Councillors today pledged to help Bradford's award-winning Soup Run which faces the loss of its "home" when a supermarket is built on the land.

The charity, which helps thousands of homeless people, may have to give up the Council-owned site in Nelson Street, where its 40-foot trailer is based.

Soup Run director John Tempest is taking legal advice on possible action under the Human Rights Act and says the Council failed to tell him about the planning application by developers Asda St James.

The Soup Run, which is a registered charity, has been allowed to use the land without charge for about ten years and gives food and clothes to about 70 people a night.

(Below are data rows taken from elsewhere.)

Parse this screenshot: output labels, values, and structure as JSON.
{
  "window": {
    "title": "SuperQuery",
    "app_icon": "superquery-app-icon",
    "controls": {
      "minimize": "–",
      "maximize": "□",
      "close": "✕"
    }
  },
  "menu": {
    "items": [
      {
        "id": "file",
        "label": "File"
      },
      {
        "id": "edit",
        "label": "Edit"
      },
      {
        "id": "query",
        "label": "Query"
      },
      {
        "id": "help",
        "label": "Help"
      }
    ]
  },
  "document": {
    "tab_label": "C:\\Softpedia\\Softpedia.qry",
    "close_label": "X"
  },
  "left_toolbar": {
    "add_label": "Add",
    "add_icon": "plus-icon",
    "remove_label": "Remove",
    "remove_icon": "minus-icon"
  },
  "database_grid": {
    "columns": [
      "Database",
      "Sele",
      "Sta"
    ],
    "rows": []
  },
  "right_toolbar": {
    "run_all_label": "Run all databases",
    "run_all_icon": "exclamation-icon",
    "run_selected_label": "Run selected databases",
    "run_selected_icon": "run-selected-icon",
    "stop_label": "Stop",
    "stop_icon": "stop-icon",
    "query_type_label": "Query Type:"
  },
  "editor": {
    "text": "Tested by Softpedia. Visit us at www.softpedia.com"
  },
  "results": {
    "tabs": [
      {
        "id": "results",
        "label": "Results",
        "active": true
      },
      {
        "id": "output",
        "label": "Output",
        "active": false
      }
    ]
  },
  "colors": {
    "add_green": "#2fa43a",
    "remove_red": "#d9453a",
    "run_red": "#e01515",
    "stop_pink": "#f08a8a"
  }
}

But today chairman of the Bradford Area Planning panel, Councillor Clive Richardson, pledged the Council would do everything possible to help find the Soup Run another home when the development took place.

The planning panel referred the application last month to Stephen Byers, Secretary of State for Transport, Local Government and the Regions, for a decision last month.

The referral was necessary because the land was not designated for shopping, but the panel told the Secretary of State it felt the application should be approved.

Yesterday Mr Byers' department said he had decided the decision could stand and he was not calling it in for a public inquiry.

Mr Tempest said today: "We have taken legal advice regarding the possibility of a judicial review and possible ramifications under the Human Rights Act, specifically over the way the public authority have acted in an unreasonable way.

"Although we have been advised to make no further comment at this stage, we want to make it clear that we have no intention of binding the hands of the Council. But we would like to think it might extend the hand of friendship in our direction before this matter goes much further.

"We are naturally concerned about the future. However, as we have in the last 17 years, we will put the needs of those we meet on the street first."

Coun Richardson said the application had been made in 1998 before he was chairman, and the Soup Run should have been notified.

"It is a good charity and the Council has supported it. If and when it is necessary we will help it to find a new site," he said.

But he said objections by the charity about the loss of its home could not have been planning grounds for its refusal.